Find the identity element of the binary operations $*,*'$ on $\mathbb{N}$ given by $a*b = lcm(a,b)$ and $a*'b = \gcd(a,b)$, where $\mathbb{N}=\{1,2,3...\}$

I know the identity element for lcm is $1$ and there is none for gcd in $\mathbb{N}$. But, how do I prove it mathematically ?

My Attempt

$a*e=a=e*a$

From the fundamental theorem of arithmetic, $$ a=\prod_ip_i^{a_i}\quad,e=\prod_ip_i^{e_i}\\ lcm(a,b)=\prod_ip_i^{\max(a_i,b_i)}\quad ,\gcd(a,b)=\prod_ip_i^{\min(a_i,b_i)} $$ For $*:\mathbb{N}\times\mathbb{N}\to\mathbb{N}$ $$ a*e=a\implies lcm(a,e)=\prod_ip_i^{\max(a_i,e_i)}=\prod_ip_i^{a_i}=a\\ \implies \max(a_i,e_i)=a_i\implies e_i\leq a_i \text{ for all }a_i\\ \implies e_i=0\implies \color{red}{e=1} $$ For $*':\mathbb{N}\times\mathbb{N}\to\mathbb{N}$ $$ a*'e=a\implies \gcd(a,e)=\prod_ip_i^{\min(a_i,e_i)}=\prod_ip_i^{a_i}=a\\ \implies \min(a_i,e_i)=a_i\implies e_i\geq a_i\text{ for all }a_i\\ \implies \text{no }e_i\in\mathbb{N}\text{ satisfies the condition}\implies\color{red}{\text{no identity element for }*'} $$ Is it the right way to approach the problem ?

Answer 1

In your approach for $\gcd(a,e)=a$, you get that $\min(a_i,e_i)=a_i$ for all $i$. But keep in mind that $e$ will act as an identity for all elements $a$.

In particular, it should work as identity if we consider $a=e^2$, i.e. we should have $\gcd(e^2,e)=e^2$. But the prime factorization of $e^2$ will of the form $\prod_ip_i^{2e_i}$. So here we have $a_i=2e_i > e_i$. But this violates $\min(2e_i,e_i)=2e_i$. So no such $e$ exists.

Note: But as suggested by many others, going through prime factorization approach is an overkill for this problem.

Answer 2

$a*b = lcm(a,b)$

Prove that if $lcm(a,e) = a$ for all natural $a$ then $e = 1$.

Pf: $lcm(a,e) = \frac {ae}{\gcd(a,e)}$.

So if $lcm(a,e) = \frac {ae}{\gcd(a,e)} =a$ for all natural $a$ then

$ae = a*\gcd(a,e)$ for all natural numbers.

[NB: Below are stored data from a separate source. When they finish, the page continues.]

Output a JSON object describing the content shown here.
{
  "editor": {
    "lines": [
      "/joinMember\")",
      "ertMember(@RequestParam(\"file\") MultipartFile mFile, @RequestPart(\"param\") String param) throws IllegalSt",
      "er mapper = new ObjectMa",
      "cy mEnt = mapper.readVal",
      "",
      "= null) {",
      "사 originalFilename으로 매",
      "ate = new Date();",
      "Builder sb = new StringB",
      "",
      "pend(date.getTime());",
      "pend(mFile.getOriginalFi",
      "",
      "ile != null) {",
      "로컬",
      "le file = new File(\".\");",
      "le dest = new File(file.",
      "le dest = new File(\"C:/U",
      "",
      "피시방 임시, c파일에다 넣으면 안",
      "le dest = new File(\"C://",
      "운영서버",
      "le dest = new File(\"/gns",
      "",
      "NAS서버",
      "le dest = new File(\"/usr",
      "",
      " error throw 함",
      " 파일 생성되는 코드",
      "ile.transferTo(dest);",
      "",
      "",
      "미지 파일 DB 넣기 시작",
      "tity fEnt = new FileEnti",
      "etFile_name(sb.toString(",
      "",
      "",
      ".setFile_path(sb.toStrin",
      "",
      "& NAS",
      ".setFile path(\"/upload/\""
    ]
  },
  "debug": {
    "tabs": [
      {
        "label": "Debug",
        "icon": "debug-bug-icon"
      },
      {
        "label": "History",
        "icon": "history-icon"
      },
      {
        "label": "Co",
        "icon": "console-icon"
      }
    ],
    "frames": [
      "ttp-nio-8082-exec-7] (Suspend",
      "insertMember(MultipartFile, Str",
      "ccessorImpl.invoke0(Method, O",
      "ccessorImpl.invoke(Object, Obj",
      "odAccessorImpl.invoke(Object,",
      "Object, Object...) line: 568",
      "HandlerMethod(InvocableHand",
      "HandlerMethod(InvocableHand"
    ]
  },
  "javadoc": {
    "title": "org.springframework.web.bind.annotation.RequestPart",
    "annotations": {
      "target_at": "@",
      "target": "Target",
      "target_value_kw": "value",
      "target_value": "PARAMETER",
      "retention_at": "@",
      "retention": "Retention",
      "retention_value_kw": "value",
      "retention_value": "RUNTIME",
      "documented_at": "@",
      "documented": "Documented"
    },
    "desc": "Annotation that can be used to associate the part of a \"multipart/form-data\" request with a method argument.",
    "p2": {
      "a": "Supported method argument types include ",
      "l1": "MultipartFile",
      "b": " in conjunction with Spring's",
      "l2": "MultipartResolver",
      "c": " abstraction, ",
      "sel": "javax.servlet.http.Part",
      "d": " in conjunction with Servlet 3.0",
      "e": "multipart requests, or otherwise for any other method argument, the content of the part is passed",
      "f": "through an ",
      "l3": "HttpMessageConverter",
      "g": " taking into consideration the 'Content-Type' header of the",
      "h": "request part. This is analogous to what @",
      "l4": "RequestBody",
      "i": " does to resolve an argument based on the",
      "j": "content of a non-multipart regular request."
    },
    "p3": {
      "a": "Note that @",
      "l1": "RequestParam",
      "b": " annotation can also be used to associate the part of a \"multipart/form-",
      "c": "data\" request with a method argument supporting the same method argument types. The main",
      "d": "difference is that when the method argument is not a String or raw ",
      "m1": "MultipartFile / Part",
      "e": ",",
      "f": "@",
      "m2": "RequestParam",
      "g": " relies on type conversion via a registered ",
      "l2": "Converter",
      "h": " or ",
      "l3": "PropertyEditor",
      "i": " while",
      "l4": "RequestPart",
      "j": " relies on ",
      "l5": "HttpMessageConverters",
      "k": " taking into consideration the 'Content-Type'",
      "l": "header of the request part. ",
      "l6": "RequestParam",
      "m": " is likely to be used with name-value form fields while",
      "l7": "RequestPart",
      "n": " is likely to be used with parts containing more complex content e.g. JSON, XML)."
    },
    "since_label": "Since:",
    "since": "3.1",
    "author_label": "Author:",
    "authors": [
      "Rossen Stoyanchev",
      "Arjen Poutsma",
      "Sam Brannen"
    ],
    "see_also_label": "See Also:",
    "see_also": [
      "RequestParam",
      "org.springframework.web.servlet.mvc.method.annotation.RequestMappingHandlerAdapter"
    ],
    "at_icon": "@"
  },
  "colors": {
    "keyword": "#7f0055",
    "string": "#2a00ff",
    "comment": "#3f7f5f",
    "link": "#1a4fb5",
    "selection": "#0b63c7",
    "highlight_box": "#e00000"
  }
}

So $e = \gcd(a,e)$ for all natural numbers.

So $e$ divides all natural numbers.

So $e$ divides $1$. The only natural number that divides $1$ is $1$.

So $e = 1$.

And indeed $a*1 = lcm(a,1) = a$ for all $a$.

$a *' b = \gcd(a,e)$

So prove find an $e$ so that $\gcd(a,e) = a$ for all $a$ or prove one can't exist.

S'pose there were such an $e$ then $\gcd(a,e) =a$ for all possible $a$.

So all $a$ will divide $e$. So we must find a number that is divisible by any other number.

Well, that would mean $2e|e$ so there is an integer $k$ so that $e = k*(2e)$ so if $e\ne 0$ then $k = \frac 12$ which is not an integer. So $e = 0$.

And .... every number does divide $0$ because $a*0 = 0$ for every number.

And $\gcd(a,0) = a$. Because $a|0$ and $a|a$. And if $m > a > 0$ then $m\not \mid a$.

But the question now is, was it specified that the identity element must be in $\mathbb N$?

I guess so because otherwize $-1$ would be an identity element for $*$. SO as $0 \not \in \mathbb N$ I guess we can say there is no natural number that is an identity.